Scats live in salty water so they should be kept in salty water. I have kept scats for years in brackish water varying from 1.005 to 1.018 with no problems while everyone i have known who has tried to keep them in freshwater has lost them or had to rehome them to a brackish tank due to constant illness. The experience of many proffessional and hobbiest level aquarists far outweighs the information in one artical full of very poor advice

from the artical

It has been said that scats must he kept in hard, alkaline and slightly saline water: for this reason it is commonly advised to add some table salt to the water. Nothing could be more wrong, because most of the scats are not dying because of low salinity. Aquarists often find that the addition of salt does not have any beneficial effect on their fish at all.

Table salt!! I'm not suprised that adding table salt doesnt have any benefitial effect, its not sodium chloride that the fish need but marine salt which is a mixture of minerals and salts found in seawater.

To prevent phenol poisoning I use an activated charcoal filter. One pint of this charcoal in a five gallon tank occupied by two scats remains active for four to six weeks.

And why would anyone be keeping two scats in a 5 gallon tank? No one has any business keeping scats in anything less than 50 gallons no matter how small they are, and anyone who knows anything about scats will tell you that you either keep one or several scats as in pairs and even small groups they will be very aggressive to each other.
 
Thanks CFC.

mrbudgie -- definitely an interesting article, and thanks for the link. Oddly enough, reproduction in both scats and monos is confusing and doesn't seem to happen when they are kept "properly" but when they are kept in the "wrong" conditions. The only stories I have read about monos breeding*, for example, is when they are in freshwater.

So what I'm saying is there's definitely scope for experiment for people wanting to breed these fish.

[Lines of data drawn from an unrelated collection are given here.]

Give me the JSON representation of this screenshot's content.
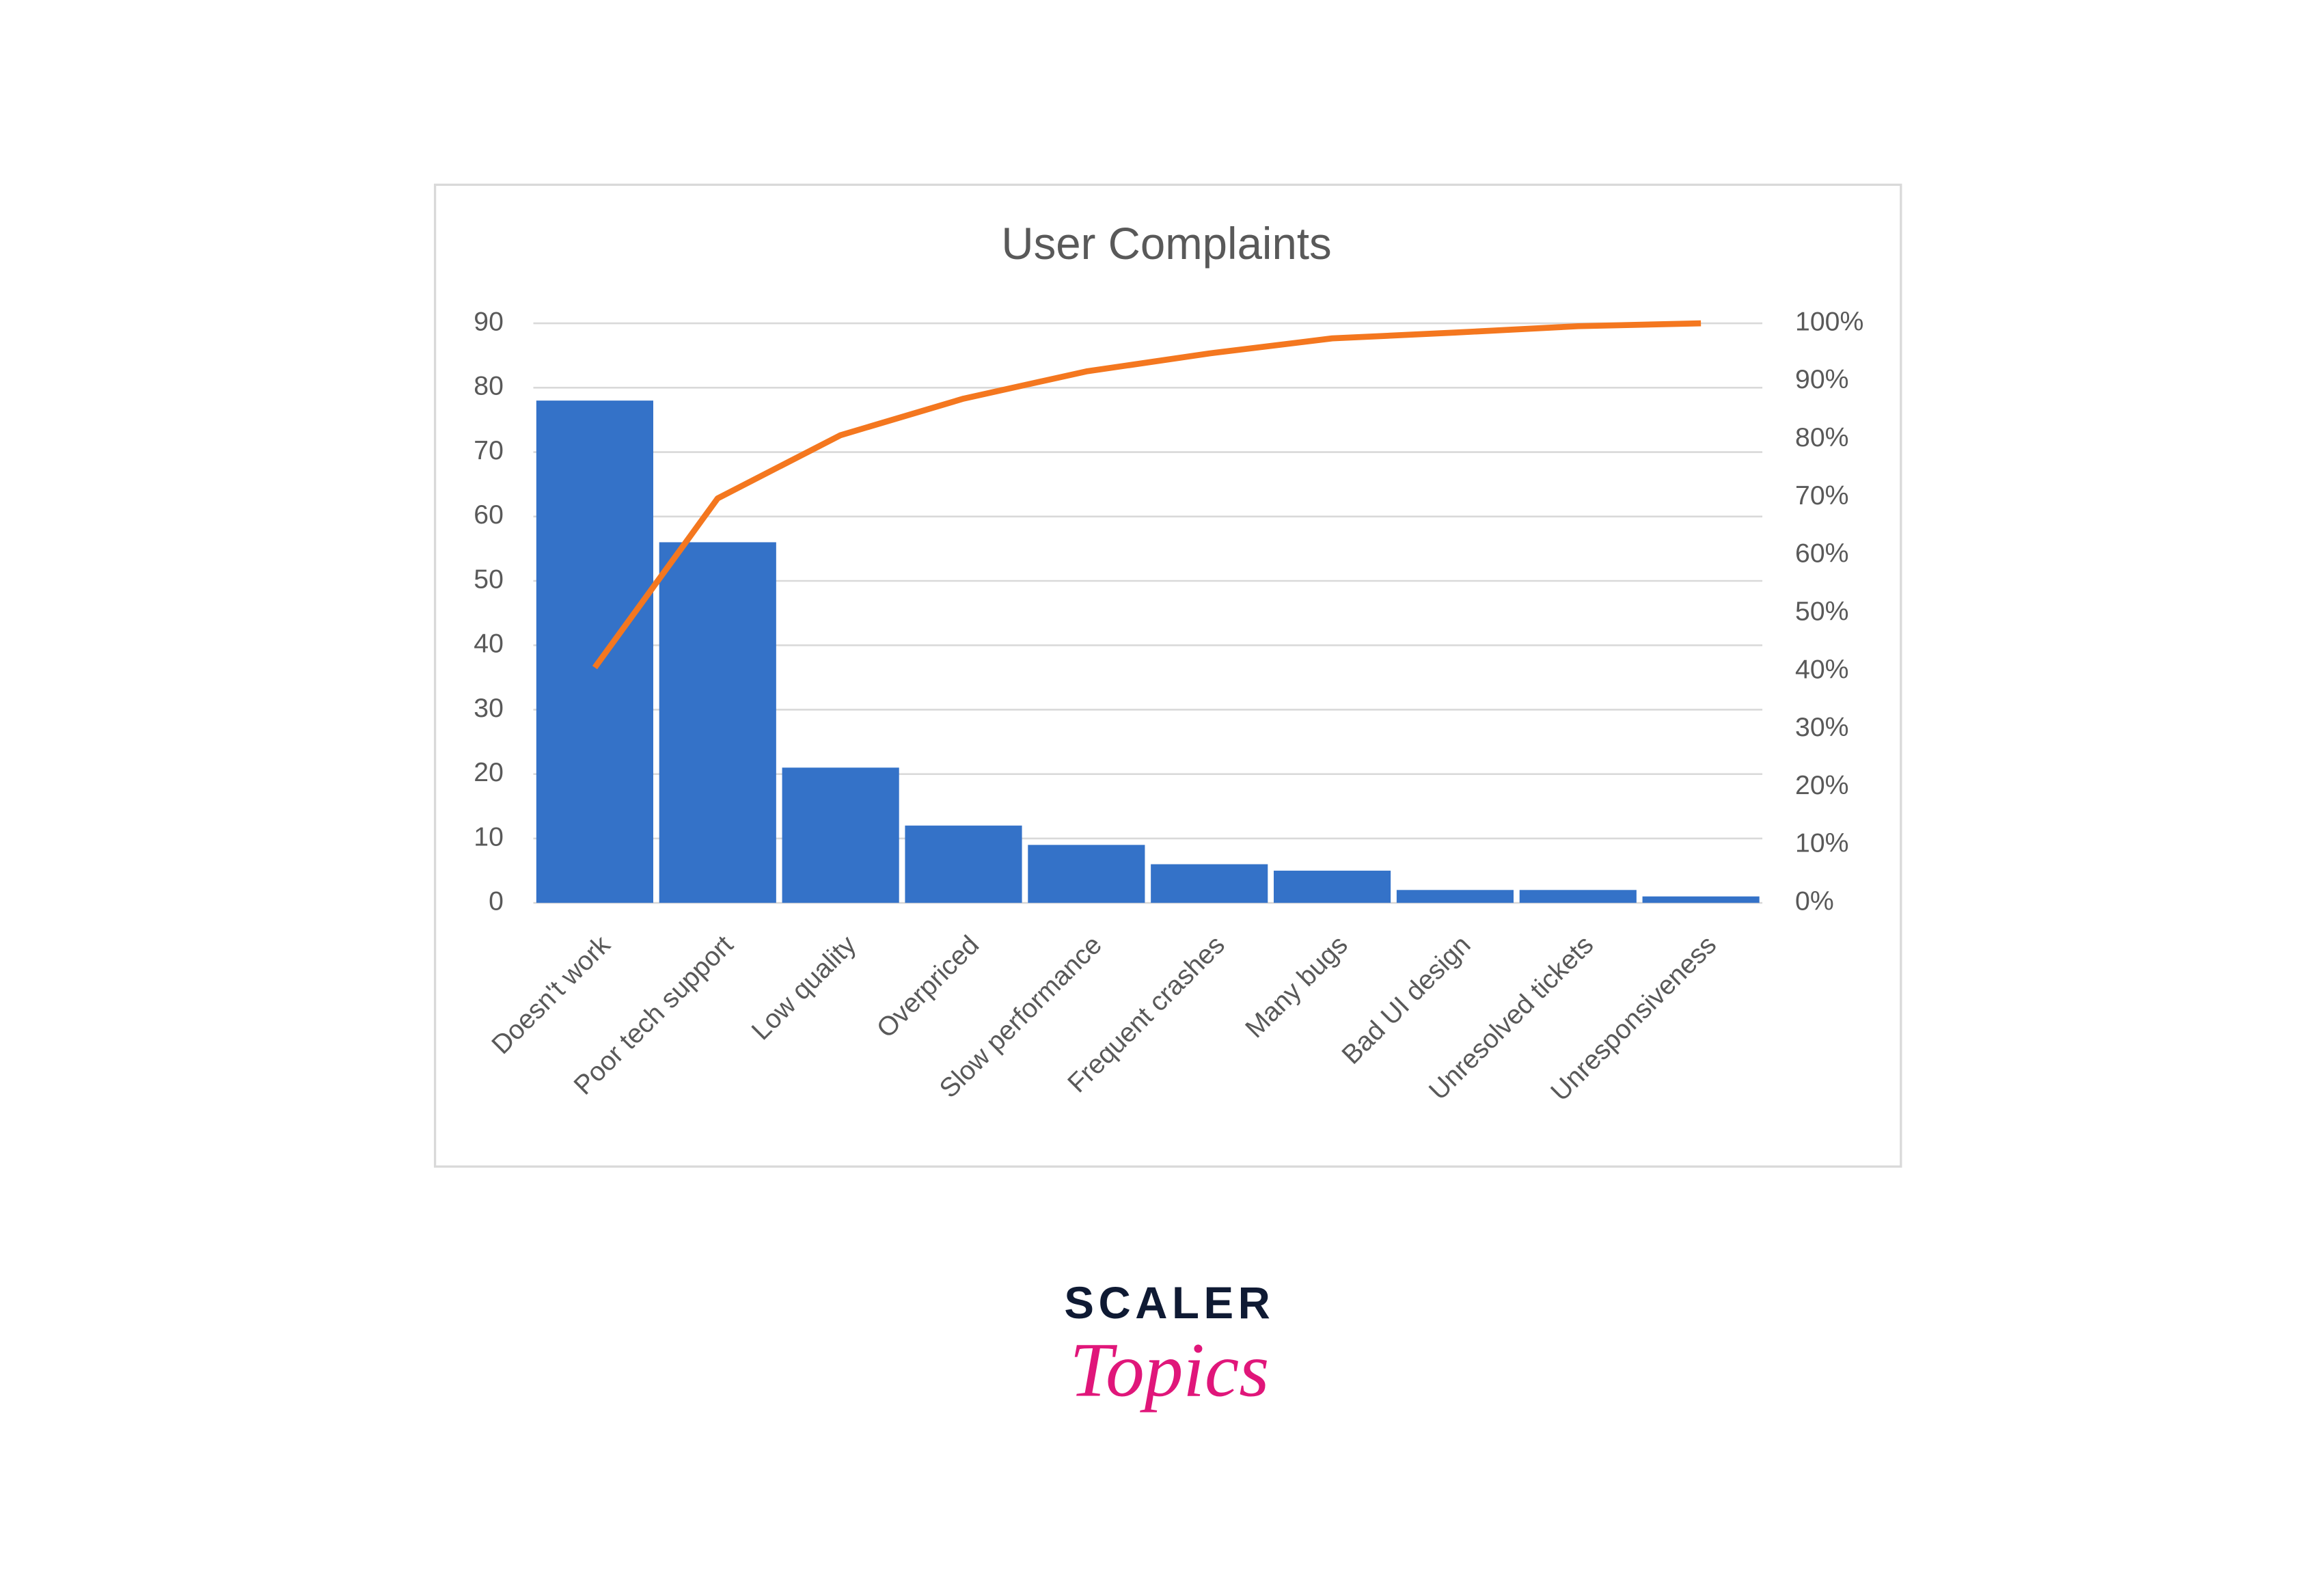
{
  "chart_data": {
    "type": "pareto",
    "title": "User Complaints",
    "categories": [
      "Doesn't work",
      "Poor tech support",
      "Low quality",
      "Overpriced",
      "Slow performance",
      "Frequent crashes",
      "Many bugs",
      "Bad UI design",
      "Unresolved tickets",
      "Unresponsiveness"
    ],
    "series": [
      {
        "type": "bar",
        "color": "#3472c8",
        "values": [
          78,
          56,
          21,
          12,
          9,
          6,
          5,
          2,
          2,
          1
        ]
      },
      {
        "type": "line",
        "axis": "y2",
        "color": "#f4771f",
        "values": [
          40.6,
          69.8,
          80.7,
          87,
          91.7,
          94.8,
          97.4,
          98.4,
          99.5,
          100
        ]
      }
    ],
    "ylim": [
      0,
      90
    ],
    "yticks": [
      0,
      10,
      20,
      30,
      40,
      50,
      60,
      70,
      80,
      90
    ],
    "y2lim": [
      0,
      100
    ],
    "y2ticks": [
      {
        "value": 0,
        "label": "0%"
      },
      {
        "value": 10,
        "label": "10%"
      },
      {
        "value": 20,
        "label": "20%"
      },
      {
        "value": 30,
        "label": "30%"
      },
      {
        "value": 40,
        "label": "40%"
      },
      {
        "value": 50,
        "label": "50%"
      },
      {
        "value": 60,
        "label": "60%"
      },
      {
        "value": 70,
        "label": "70%"
      },
      {
        "value": 80,
        "label": "80%"
      },
      {
        "value": 90,
        "label": "90%"
      },
      {
        "value": 100,
        "label": "100%"
      }
    ],
    "grid": true
  },
  "logo": {
    "line1": "SCALER",
    "line2": "Topics"
  }
}
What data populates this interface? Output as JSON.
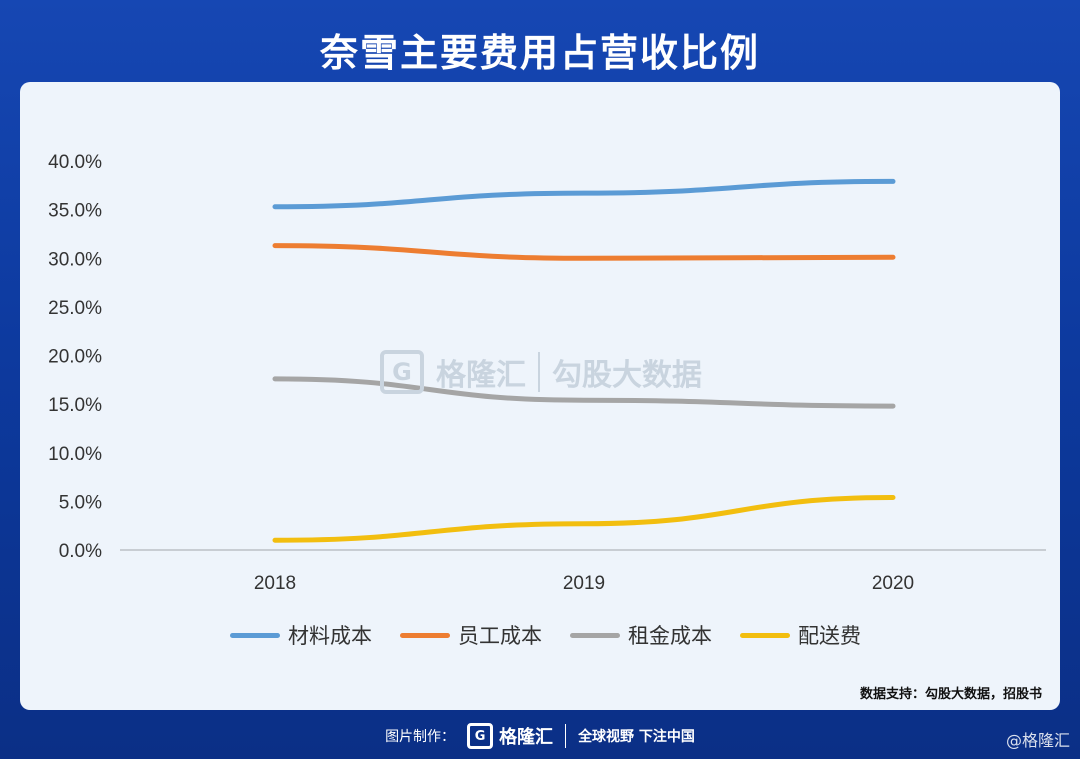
{
  "title": "奈雪主要费用占营收比例",
  "watermark": {
    "logo_text": "格隆汇",
    "brand": "勾股大数据"
  },
  "source": "数据支持：勾股大数据，招股书",
  "footer": {
    "label": "图片制作：",
    "logo_text": "格隆汇",
    "slogan": "全球视野 下注中国"
  },
  "corner_mark": "@格隆汇",
  "chart_data": {
    "type": "line",
    "categories": [
      "2018",
      "2019",
      "2020"
    ],
    "y_tick_labels": [
      "0.0%",
      "5.0%",
      "10.0%",
      "15.0%",
      "20.0%",
      "25.0%",
      "30.0%",
      "35.0%",
      "40.0%"
    ],
    "ylim": [
      0,
      40
    ],
    "grid": false,
    "legend_position": "bottom",
    "series": [
      {
        "name": "材料成本",
        "color": "#5b9bd5",
        "values": [
          35.3,
          36.7,
          37.9
        ]
      },
      {
        "name": "员工成本",
        "color": "#ed7d31",
        "values": [
          31.3,
          30.0,
          30.1
        ]
      },
      {
        "name": "租金成本",
        "color": "#a5a5a5",
        "values": [
          17.6,
          15.4,
          14.8
        ]
      },
      {
        "name": "配送费",
        "color": "#f2be0f",
        "values": [
          1.0,
          2.7,
          5.4
        ]
      }
    ]
  }
}
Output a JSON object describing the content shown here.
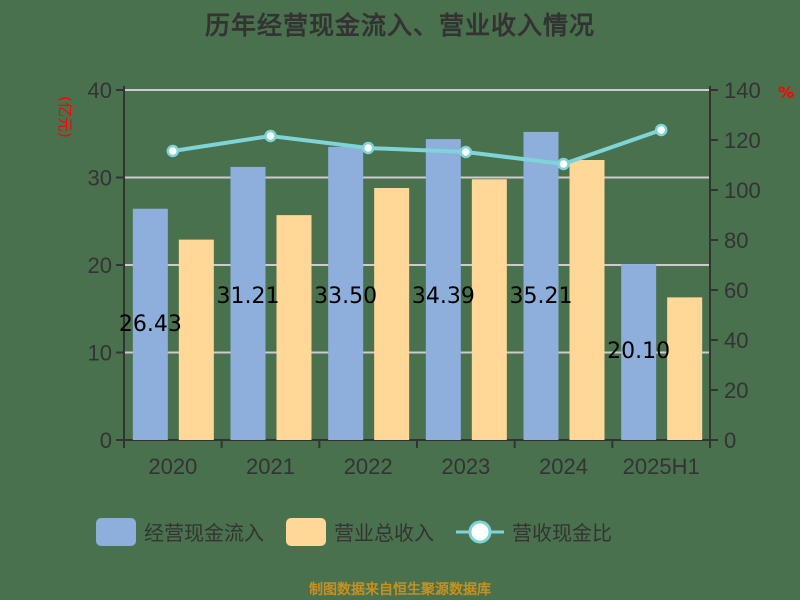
{
  "title": "历年经营现金流入、营业收入情况",
  "left_axis_unit": "(亿元)",
  "right_axis_unit": "%",
  "legend": [
    {
      "label": "经营现金流入",
      "color": "#8eaedb",
      "type": "bar"
    },
    {
      "label": "营业总收入",
      "color": "#ffd898",
      "type": "bar"
    },
    {
      "label": "营收现金比",
      "color": "#7fd4d8",
      "type": "line"
    }
  ],
  "source": "制图数据来自恒生聚源数据库",
  "chart_data": {
    "type": "bar",
    "title": "历年经营现金流入、营业收入情况",
    "categories": [
      "2020",
      "2021",
      "2022",
      "2023",
      "2024",
      "2025H1"
    ],
    "series": [
      {
        "name": "经营现金流入",
        "axis": "left",
        "type": "bar",
        "color": "#8eaedb",
        "values": [
          26.43,
          31.21,
          33.5,
          34.39,
          35.21,
          20.1
        ],
        "labels": [
          "26.43",
          "31.21",
          "33.50",
          "34.39",
          "35.21",
          "20.10"
        ]
      },
      {
        "name": "营业总收入",
        "axis": "left",
        "type": "bar",
        "color": "#ffd898",
        "values": [
          22.9,
          25.7,
          28.8,
          29.8,
          32.0,
          16.3
        ]
      },
      {
        "name": "营收现金比",
        "axis": "right",
        "type": "line",
        "color": "#7fd4d8",
        "values": [
          115.6,
          121.6,
          116.8,
          115.2,
          110.4,
          124.0
        ]
      }
    ],
    "ylabel": "(亿元)",
    "y2label": "%",
    "ylim": [
      0,
      40
    ],
    "y2lim": [
      0,
      140
    ],
    "yticks": [
      0,
      10,
      20,
      30,
      40
    ],
    "y2ticks": [
      0,
      20,
      40,
      60,
      80,
      100,
      120,
      140
    ],
    "grid": true,
    "legend_position": "bottom"
  }
}
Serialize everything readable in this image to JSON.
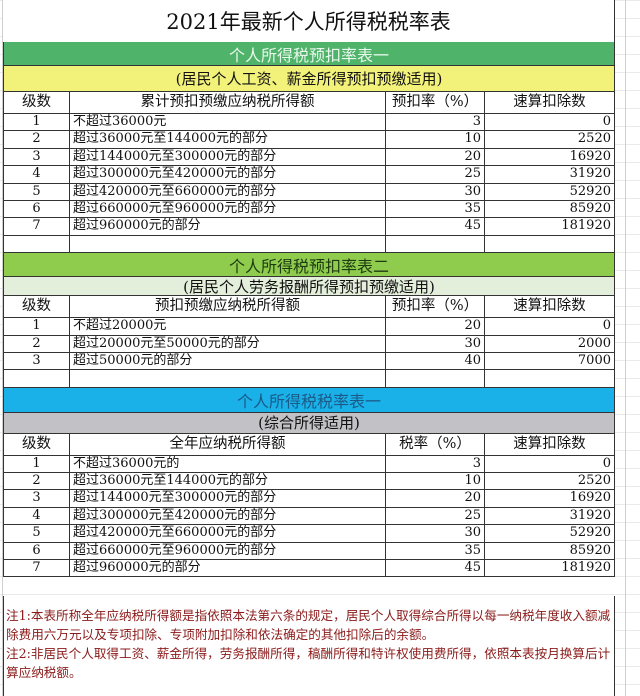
{
  "title": "2021年最新个人所得税税率表",
  "colors": {
    "table1_header": "#4fb36a",
    "table1_sub": "#f2f27a",
    "table2_header": "#8fcc4e",
    "table2_sub": "#e3eedb",
    "table3_header": "#1ab0e8",
    "table3_sub": "#c2c2c6",
    "notes_text": "#8b1a1a"
  },
  "tables": [
    {
      "header": "个人所得税预扣率表一",
      "subtitle": "(居民个人工资、薪金所得预扣预缴适用)",
      "columns": [
        "级数",
        "累计预扣预缴应纳税所得额",
        "预扣率（%）",
        "速算扣除数"
      ],
      "rows": [
        [
          "1",
          "不超过36000元",
          "3",
          "0"
        ],
        [
          "2",
          "超过36000元至144000元的部分",
          "10",
          "2520"
        ],
        [
          "3",
          "超过144000元至300000元的部分",
          "20",
          "16920"
        ],
        [
          "4",
          "超过300000元至420000元的部分",
          "25",
          "31920"
        ],
        [
          "5",
          "超过420000元至660000元的部分",
          "30",
          "52920"
        ],
        [
          "6",
          "超过660000元至960000元的部分",
          "35",
          "85920"
        ],
        [
          "7",
          "超过960000元的部分",
          "45",
          "181920"
        ]
      ]
    },
    {
      "header": "个人所得税预扣率表二",
      "subtitle": "(居民个人劳务报酬所得预扣预缴适用)",
      "columns": [
        "级数",
        "预扣预缴应纳税所得额",
        "预扣率（%）",
        "速算扣除数"
      ],
      "rows": [
        [
          "1",
          "不超过20000元",
          "20",
          "0"
        ],
        [
          "2",
          "超过20000元至50000元的部分",
          "30",
          "2000"
        ],
        [
          "3",
          "超过50000元的部分",
          "40",
          "7000"
        ]
      ]
    },
    {
      "header": "个人所得税税率表一",
      "subtitle": "(综合所得适用)",
      "columns": [
        "级数",
        "全年应纳税所得额",
        "税率（%）",
        "速算扣除数"
      ],
      "rows": [
        [
          "1",
          "不超过36000元的",
          "3",
          "0"
        ],
        [
          "2",
          "超过36000元至144000元的部分",
          "10",
          "2520"
        ],
        [
          "3",
          "超过144000元至300000元的部分",
          "20",
          "16920"
        ],
        [
          "4",
          "超过300000元至420000元的部分",
          "25",
          "31920"
        ],
        [
          "5",
          "超过420000元至660000元的部分",
          "30",
          "52920"
        ],
        [
          "6",
          "超过660000元至960000元的部分",
          "35",
          "85920"
        ],
        [
          "7",
          "超过960000元的部分",
          "45",
          "181920"
        ]
      ]
    }
  ],
  "notes": [
    "注1:本表所称全年应纳税所得额是指依照本法第六条的规定，居民个人取得综合所得以每一纳税年度收入额减除费用六万元以及专项扣除、专项附加扣除和依法确定的其他扣除后的余额。",
    "注2:非居民个人取得工资、薪金所得，劳务报酬所得，稿酬所得和特许权使用费所得，依照本表按月换算后计算应纳税额。"
  ]
}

But in terms of basic maintenance, the overwhelming weight of evidence is that these fish do best in brackish or salt water. Can they live in freshwater indefinitely? Quite possibly. Is it a good idea to keep them thus? Definitely not.

Cheers, Neale

*Or spawning, anyway. I'm not aware of the fry being raised in any useful numbers.
 
maybe i've just been a lucky bugger with mine then lol, i'll try taking a pic of it in my tank i'm you guys will tell me about it looking healthy or not a i deffinately aint no expert on scats as just proved lol
 
You can't really tell the health of a fish just by looking at it, just like you can't by looking at a human.